Ada 3 poin penting dalam teks berbahasa Inggris tersebut. Pertama demonstran yang akan melakukan aksi tidak melupakan kewajiban mereka sebagai umat beragama Islam karena saat itu memang bertepatan dengan shalat jum’at. Di pihak pengamanan, kepolisian memulainya dengan ritual shalat dan dzikir bersama. Kedua hal tersebut menunjukan bahwa mereka masih memiliki identitas keagamaan dan sekaligus menjadi contoh yang baik sebelum melakukan hal-hal besar. Kemudian sistem demokrasi kita tetap berlandaskan sila pertama yaitu, Ketuhanan yang maha esa.

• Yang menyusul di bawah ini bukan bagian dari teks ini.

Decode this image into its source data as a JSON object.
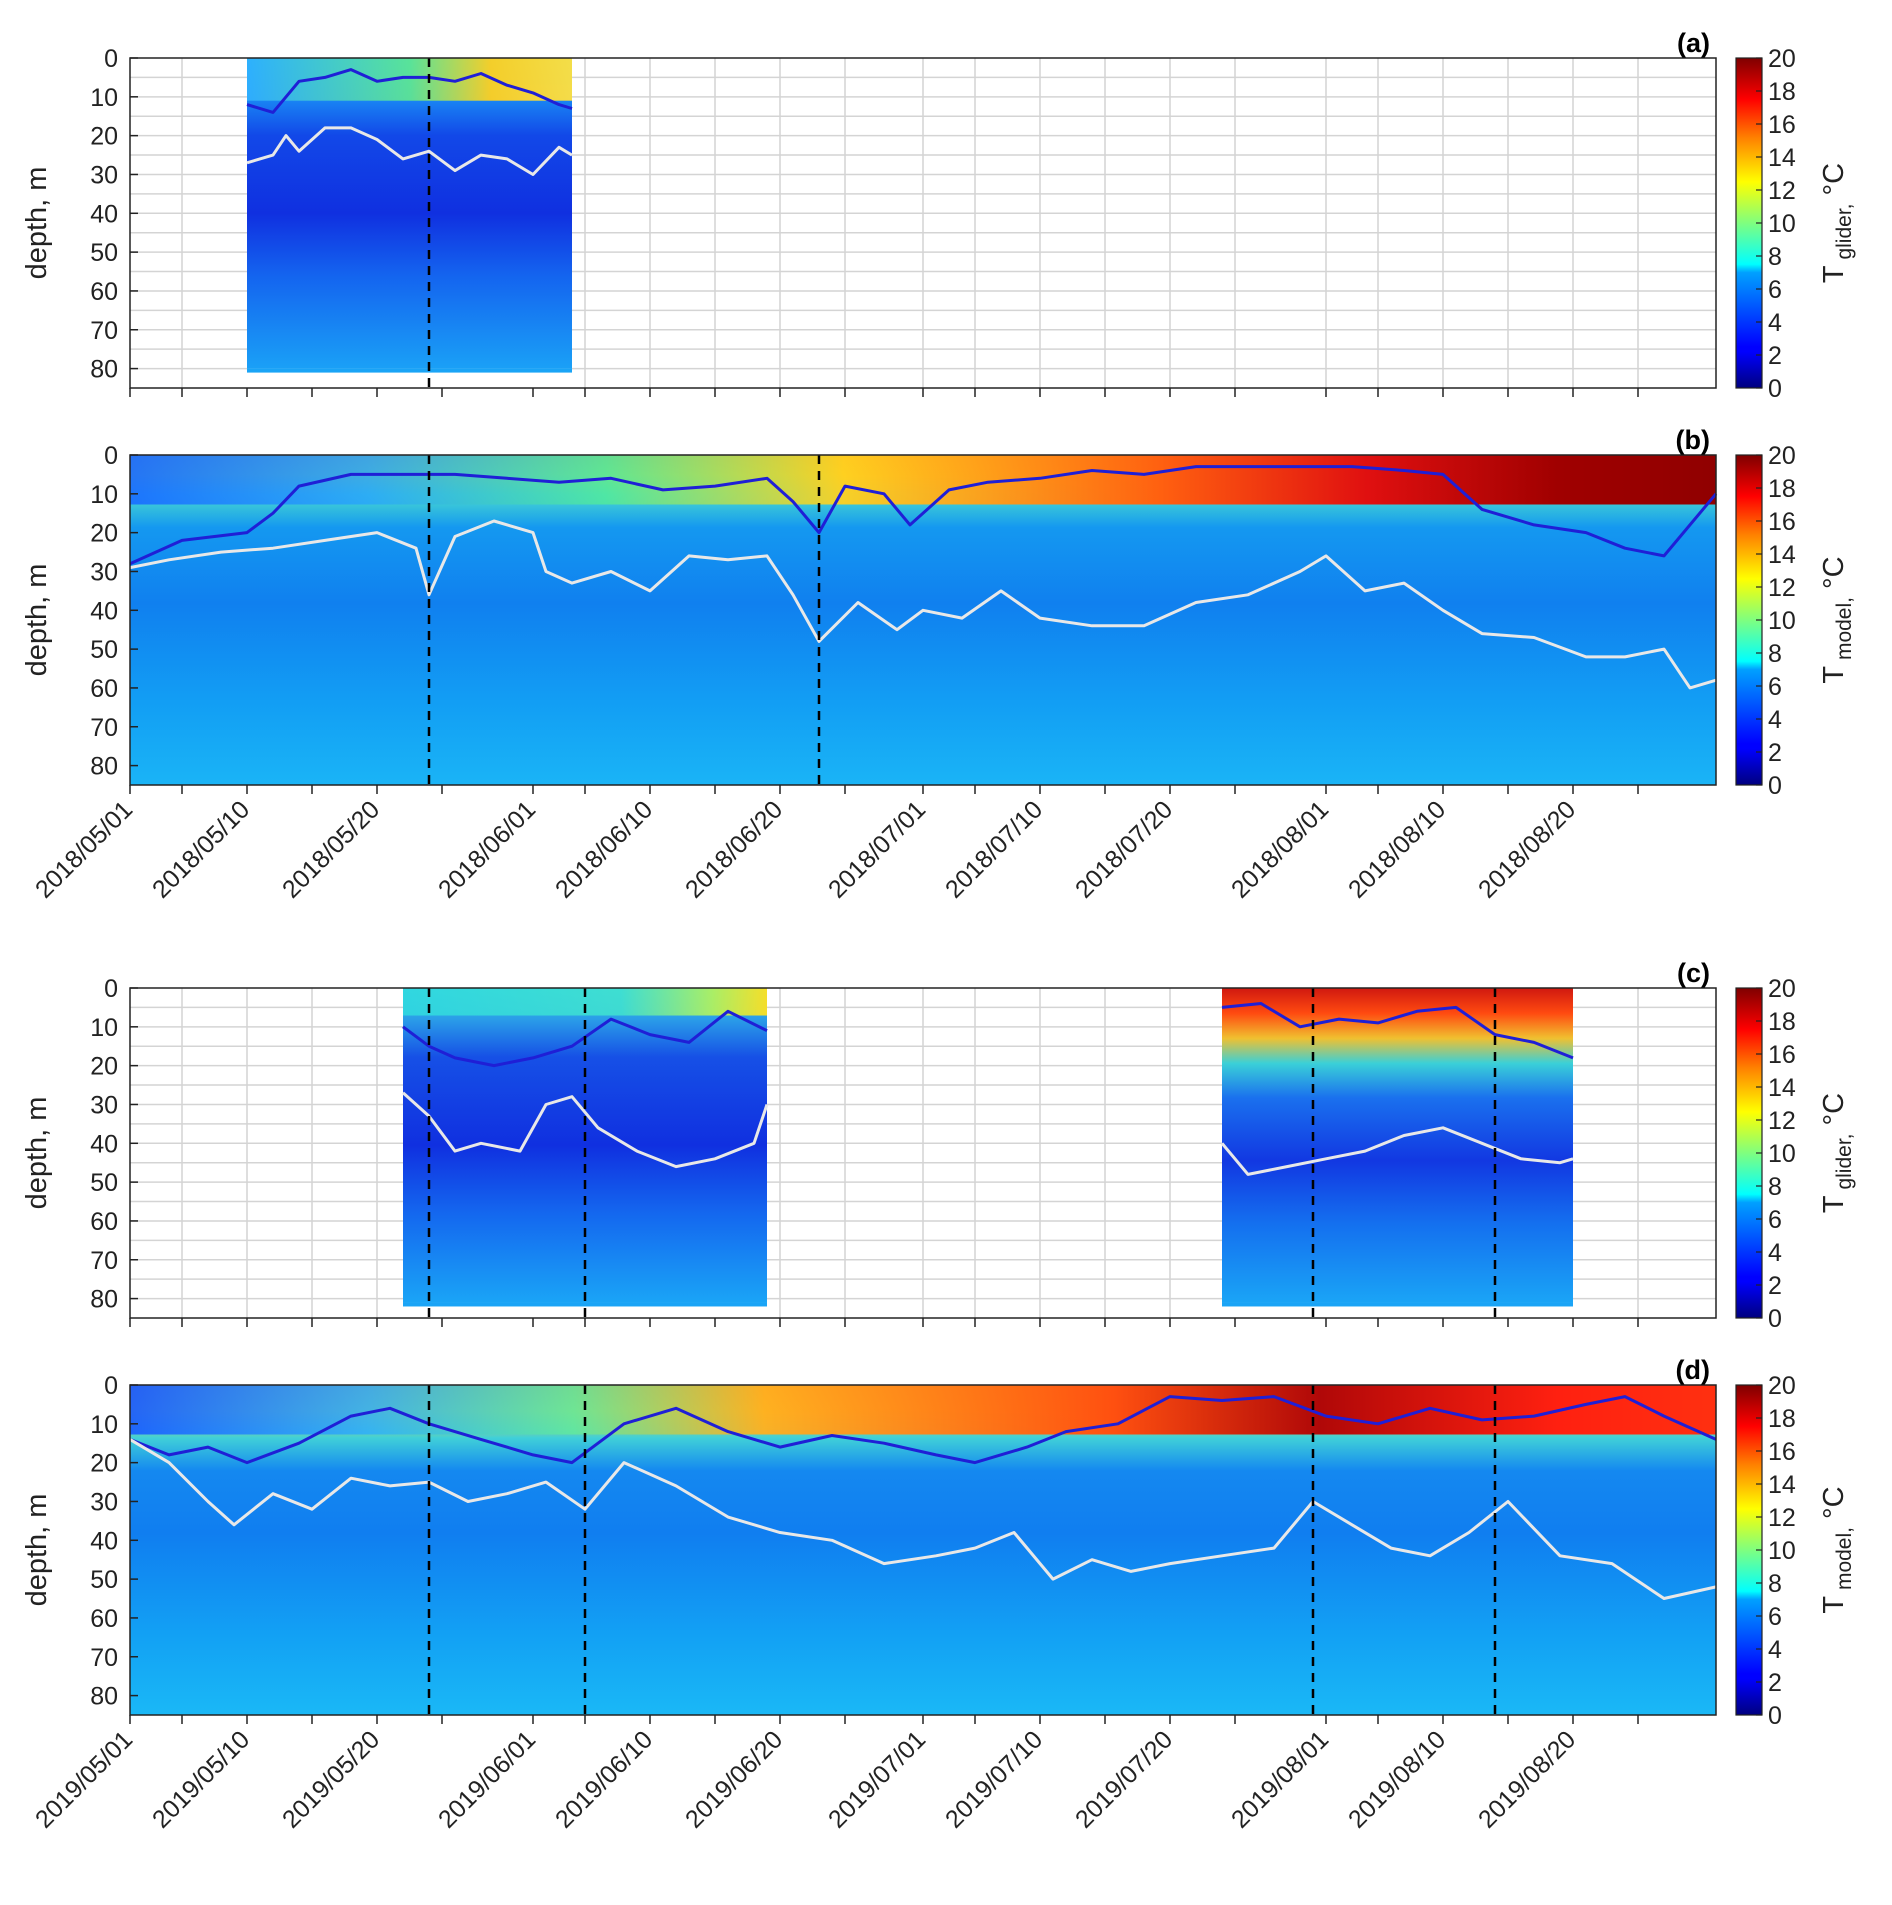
{
  "chart_data": [
    {
      "type": "heatmap",
      "panel_label": "(a)",
      "year": 2018,
      "ylabel": "depth, m",
      "colorbar_label": "T",
      "colorbar_subscript": "glider",
      "colorbar_unit": "°C",
      "colorbar_ticks": [
        "0",
        "2",
        "4",
        "6",
        "8",
        "10",
        "12",
        "14",
        "16",
        "18",
        "20"
      ],
      "clim": [
        0,
        20
      ],
      "yticks": [
        "0",
        "10",
        "20",
        "30",
        "40",
        "50",
        "60",
        "70",
        "80"
      ],
      "ylim": [
        0,
        85
      ],
      "xlim": [
        "2018/05/01",
        "2018/08/31"
      ],
      "xtick_labels": [],
      "data_windows": [
        [
          "2018/05/10",
          "2018/06/04"
        ]
      ],
      "dashed_lines": [
        "2018/05/24"
      ],
      "bottom_depth": 80,
      "series": [
        {
          "name": "",
          "color": "#1f1fd6",
          "x": [
            "2018/05/10",
            "2018/05/12",
            "2018/05/14",
            "2018/05/16",
            "2018/05/18",
            "2018/05/20",
            "2018/05/22",
            "2018/05/24",
            "2018/05/26",
            "2018/05/28",
            "2018/05/30",
            "2018/06/01",
            "2018/06/03",
            "2018/06/04"
          ],
          "y": [
            12,
            14,
            6,
            5,
            3,
            6,
            5,
            5,
            6,
            4,
            7,
            9,
            12,
            13
          ]
        },
        {
          "name": "",
          "color": "#e8e8e8",
          "x": [
            "2018/05/10",
            "2018/05/12",
            "2018/05/13",
            "2018/05/14",
            "2018/05/16",
            "2018/05/18",
            "2018/05/20",
            "2018/05/22",
            "2018/05/24",
            "2018/05/26",
            "2018/05/28",
            "2018/05/30",
            "2018/06/01",
            "2018/06/03",
            "2018/06/04"
          ],
          "y": [
            27,
            25,
            20,
            24,
            18,
            18,
            21,
            26,
            24,
            29,
            25,
            26,
            30,
            23,
            25
          ]
        }
      ]
    },
    {
      "type": "heatmap",
      "panel_label": "(b)",
      "year": 2018,
      "ylabel": "depth, m",
      "colorbar_label": "T",
      "colorbar_subscript": "model",
      "colorbar_unit": "°C",
      "colorbar_ticks": [
        "0",
        "2",
        "4",
        "6",
        "8",
        "10",
        "12",
        "14",
        "16",
        "18",
        "20"
      ],
      "clim": [
        0,
        20
      ],
      "yticks": [
        "0",
        "10",
        "20",
        "30",
        "40",
        "50",
        "60",
        "70",
        "80"
      ],
      "ylim": [
        0,
        85
      ],
      "xlim": [
        "2018/05/01",
        "2018/08/31"
      ],
      "xtick_labels": [
        "2018/05/01",
        "2018/05/10",
        "2018/05/20",
        "2018/06/01",
        "2018/06/10",
        "2018/06/20",
        "2018/07/01",
        "2018/07/10",
        "2018/07/20",
        "2018/08/01",
        "2018/08/10",
        "2018/08/20"
      ],
      "data_windows": [
        [
          "2018/05/01",
          "2018/08/31"
        ]
      ],
      "dashed_lines": [
        "2018/05/24",
        "2018/06/23"
      ],
      "series": [
        {
          "name": "",
          "color": "#1f1fd6",
          "x": [
            "2018/05/01",
            "2018/05/05",
            "2018/05/10",
            "2018/05/12",
            "2018/05/14",
            "2018/05/18",
            "2018/05/22",
            "2018/05/26",
            "2018/05/30",
            "2018/06/03",
            "2018/06/07",
            "2018/06/11",
            "2018/06/15",
            "2018/06/19",
            "2018/06/21",
            "2018/06/23",
            "2018/06/25",
            "2018/06/28",
            "2018/06/30",
            "2018/07/03",
            "2018/07/06",
            "2018/07/10",
            "2018/07/14",
            "2018/07/18",
            "2018/07/22",
            "2018/07/26",
            "2018/07/30",
            "2018/08/03",
            "2018/08/07",
            "2018/08/10",
            "2018/08/13",
            "2018/08/17",
            "2018/08/21",
            "2018/08/24",
            "2018/08/27",
            "2018/08/31"
          ],
          "y": [
            28,
            22,
            20,
            15,
            8,
            5,
            5,
            5,
            6,
            7,
            6,
            9,
            8,
            6,
            12,
            20,
            8,
            10,
            18,
            9,
            7,
            6,
            4,
            5,
            3,
            3,
            3,
            3,
            4,
            5,
            14,
            18,
            20,
            24,
            26,
            10
          ]
        },
        {
          "name": "",
          "color": "#e8e8e8",
          "x": [
            "2018/05/01",
            "2018/05/04",
            "2018/05/08",
            "2018/05/12",
            "2018/05/16",
            "2018/05/20",
            "2018/05/23",
            "2018/05/24",
            "2018/05/26",
            "2018/05/29",
            "2018/06/01",
            "2018/06/02",
            "2018/06/04",
            "2018/06/07",
            "2018/06/10",
            "2018/06/13",
            "2018/06/16",
            "2018/06/19",
            "2018/06/21",
            "2018/06/23",
            "2018/06/26",
            "2018/06/29",
            "2018/07/01",
            "2018/07/04",
            "2018/07/07",
            "2018/07/10",
            "2018/07/14",
            "2018/07/18",
            "2018/07/22",
            "2018/07/26",
            "2018/07/30",
            "2018/08/01",
            "2018/08/04",
            "2018/08/07",
            "2018/08/10",
            "2018/08/13",
            "2018/08/17",
            "2018/08/21",
            "2018/08/24",
            "2018/08/27",
            "2018/08/29",
            "2018/08/31"
          ],
          "y": [
            29,
            27,
            25,
            24,
            22,
            20,
            24,
            36,
            21,
            17,
            20,
            30,
            33,
            30,
            35,
            26,
            27,
            26,
            36,
            48,
            38,
            45,
            40,
            42,
            35,
            42,
            44,
            44,
            38,
            36,
            30,
            26,
            35,
            33,
            40,
            46,
            47,
            52,
            52,
            50,
            60,
            58
          ]
        }
      ]
    },
    {
      "type": "heatmap",
      "panel_label": "(c)",
      "year": 2019,
      "ylabel": "depth, m",
      "colorbar_label": "T",
      "colorbar_subscript": "glider",
      "colorbar_unit": "°C",
      "colorbar_ticks": [
        "0",
        "2",
        "4",
        "6",
        "8",
        "10",
        "12",
        "14",
        "16",
        "18",
        "20"
      ],
      "clim": [
        0,
        20
      ],
      "yticks": [
        "0",
        "10",
        "20",
        "30",
        "40",
        "50",
        "60",
        "70",
        "80"
      ],
      "ylim": [
        0,
        85
      ],
      "xlim": [
        "2019/05/01",
        "2019/08/31"
      ],
      "xtick_labels": [],
      "data_windows": [
        [
          "2019/05/22",
          "2019/06/19"
        ],
        [
          "2019/07/24",
          "2019/08/20"
        ]
      ],
      "dashed_lines": [
        "2019/05/24",
        "2019/06/05",
        "2019/07/31",
        "2019/08/14"
      ],
      "bottom_depth": 81,
      "series": [
        {
          "name": "",
          "color": "#1f1fd6",
          "x": [
            "2019/05/22",
            "2019/05/24",
            "2019/05/26",
            "2019/05/29",
            "2019/06/01",
            "2019/06/04",
            "2019/06/07",
            "2019/06/10",
            "2019/06/13",
            "2019/06/16",
            "2019/06/19"
          ],
          "y": [
            10,
            15,
            18,
            20,
            18,
            15,
            8,
            12,
            14,
            6,
            11
          ]
        },
        {
          "name": "",
          "color": "#1f1fd6",
          "x": [
            "2019/07/24",
            "2019/07/27",
            "2019/07/30",
            "2019/08/02",
            "2019/08/05",
            "2019/08/08",
            "2019/08/11",
            "2019/08/14",
            "2019/08/17",
            "2019/08/20"
          ],
          "y": [
            5,
            4,
            10,
            8,
            9,
            6,
            5,
            12,
            14,
            18
          ]
        },
        {
          "name": "",
          "color": "#e8e8e8",
          "x": [
            "2019/05/22",
            "2019/05/24",
            "2019/05/26",
            "2019/05/28",
            "2019/05/31",
            "2019/06/02",
            "2019/06/04",
            "2019/06/06",
            "2019/06/09",
            "2019/06/12",
            "2019/06/15",
            "2019/06/18",
            "2019/06/19"
          ],
          "y": [
            27,
            33,
            42,
            40,
            42,
            30,
            28,
            36,
            42,
            46,
            44,
            40,
            30
          ]
        },
        {
          "name": "",
          "color": "#e8e8e8",
          "x": [
            "2019/07/24",
            "2019/07/26",
            "2019/07/29",
            "2019/08/01",
            "2019/08/04",
            "2019/08/07",
            "2019/08/10",
            "2019/08/13",
            "2019/08/16",
            "2019/08/19",
            "2019/08/20"
          ],
          "y": [
            40,
            48,
            46,
            44,
            42,
            38,
            36,
            40,
            44,
            45,
            44
          ]
        }
      ]
    },
    {
      "type": "heatmap",
      "panel_label": "(d)",
      "year": 2019,
      "ylabel": "depth, m",
      "colorbar_label": "T",
      "colorbar_subscript": "model",
      "colorbar_unit": "°C",
      "colorbar_ticks": [
        "0",
        "2",
        "4",
        "6",
        "8",
        "10",
        "12",
        "14",
        "16",
        "18",
        "20"
      ],
      "clim": [
        0,
        20
      ],
      "yticks": [
        "0",
        "10",
        "20",
        "30",
        "40",
        "50",
        "60",
        "70",
        "80"
      ],
      "ylim": [
        0,
        85
      ],
      "xlim": [
        "2019/05/01",
        "2019/08/31"
      ],
      "xtick_labels": [
        "2019/05/01",
        "2019/05/10",
        "2019/05/20",
        "2019/06/01",
        "2019/06/10",
        "2019/06/20",
        "2019/07/01",
        "2019/07/10",
        "2019/07/20",
        "2019/08/01",
        "2019/08/10",
        "2019/08/20"
      ],
      "data_windows": [
        [
          "2019/05/01",
          "2019/08/31"
        ]
      ],
      "dashed_lines": [
        "2019/05/24",
        "2019/06/05",
        "2019/07/31",
        "2019/08/14"
      ],
      "series": [
        {
          "name": "",
          "color": "#1f1fd6",
          "x": [
            "2019/05/01",
            "2019/05/04",
            "2019/05/07",
            "2019/05/10",
            "2019/05/14",
            "2019/05/18",
            "2019/05/21",
            "2019/05/24",
            "2019/05/28",
            "2019/06/01",
            "2019/06/04",
            "2019/06/08",
            "2019/06/12",
            "2019/06/16",
            "2019/06/20",
            "2019/06/24",
            "2019/06/28",
            "2019/07/02",
            "2019/07/05",
            "2019/07/09",
            "2019/07/12",
            "2019/07/16",
            "2019/07/20",
            "2019/07/24",
            "2019/07/28",
            "2019/08/01",
            "2019/08/05",
            "2019/08/09",
            "2019/08/13",
            "2019/08/17",
            "2019/08/21",
            "2019/08/24",
            "2019/08/27",
            "2019/08/31"
          ],
          "y": [
            14,
            18,
            16,
            20,
            15,
            8,
            6,
            10,
            14,
            18,
            20,
            10,
            6,
            12,
            16,
            13,
            15,
            18,
            20,
            16,
            12,
            10,
            3,
            4,
            3,
            8,
            10,
            6,
            9,
            8,
            5,
            3,
            8,
            14
          ]
        },
        {
          "name": "",
          "color": "#e8e8e8",
          "x": [
            "2019/05/01",
            "2019/05/04",
            "2019/05/07",
            "2019/05/09",
            "2019/05/12",
            "2019/05/15",
            "2019/05/18",
            "2019/05/21",
            "2019/05/24",
            "2019/05/27",
            "2019/05/30",
            "2019/06/02",
            "2019/06/05",
            "2019/06/08",
            "2019/06/12",
            "2019/06/16",
            "2019/06/20",
            "2019/06/24",
            "2019/06/28",
            "2019/07/02",
            "2019/07/05",
            "2019/07/08",
            "2019/07/11",
            "2019/07/14",
            "2019/07/17",
            "2019/07/20",
            "2019/07/24",
            "2019/07/28",
            "2019/07/31",
            "2019/08/03",
            "2019/08/06",
            "2019/08/09",
            "2019/08/12",
            "2019/08/15",
            "2019/08/19",
            "2019/08/23",
            "2019/08/27",
            "2019/08/31"
          ],
          "y": [
            14,
            20,
            30,
            36,
            28,
            32,
            24,
            26,
            25,
            30,
            28,
            25,
            32,
            20,
            26,
            34,
            38,
            40,
            46,
            44,
            42,
            38,
            50,
            45,
            48,
            46,
            44,
            42,
            30,
            36,
            42,
            44,
            38,
            30,
            44,
            46,
            55,
            52
          ]
        }
      ]
    }
  ]
}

Poin berikutnya adalah bentrokan antara demonstran dan polisi tidak banyak menelan korban dapat dikatakan rendah kekerasan. Meskipun ada seorang demonstran yang meninggal dunia di lokasi unjuk rasa, namun setelah diselidiki demonstran tersebut memiliki riwayat gangguan pernapasan atau asma. Hal tersebut terjadi bukan atas dasar kekerasan. Ini menunjukan kemajuan unjuk rasa yang rendah kekerasan.

Yang terakhir adalah efektifitas waktu unjuk rasa yang ditargetkan berlangsung dari siang hingga 18:00 WIB. Ketertiban pihak demonstranlah yang harus diacungi jempol karena tidak melanggar aturan. Hal tersebut menjadi lebih efektif sebab tidak akan mengganggu aktivitas masyarakat lainnya.

Ketiga poin tersebut hemat saya dapat membuka mata semua pihak. Unjuk rasa selanjutnya mungkin akan jauh lebih tertib, aman, dan lebih mencerminkan sila ke lima, kerakyatan yang dipimpin oleh hikmat kebijaksanaan dalam permusyawaratan/perwakilan. Hal tersebut akan terjadi jika kita menganggap demokrasi adalah serupa bentuk dari musyawarah.


Kemudian yang harus dihindari dari demonstran dan kepolisian adalah pihak yang mendistorsi jalannya unjuk rasa. Pihak tersebut tentunya bukan demonstran, lebih cenderung menjadi pihak yang tidak bertanggung jawab yang memanfaatkan kegiatan unjuk rasa.  Dengan begitu akan terciptanya era baru demokrasi Indonesia yang berlandaskan pancasila.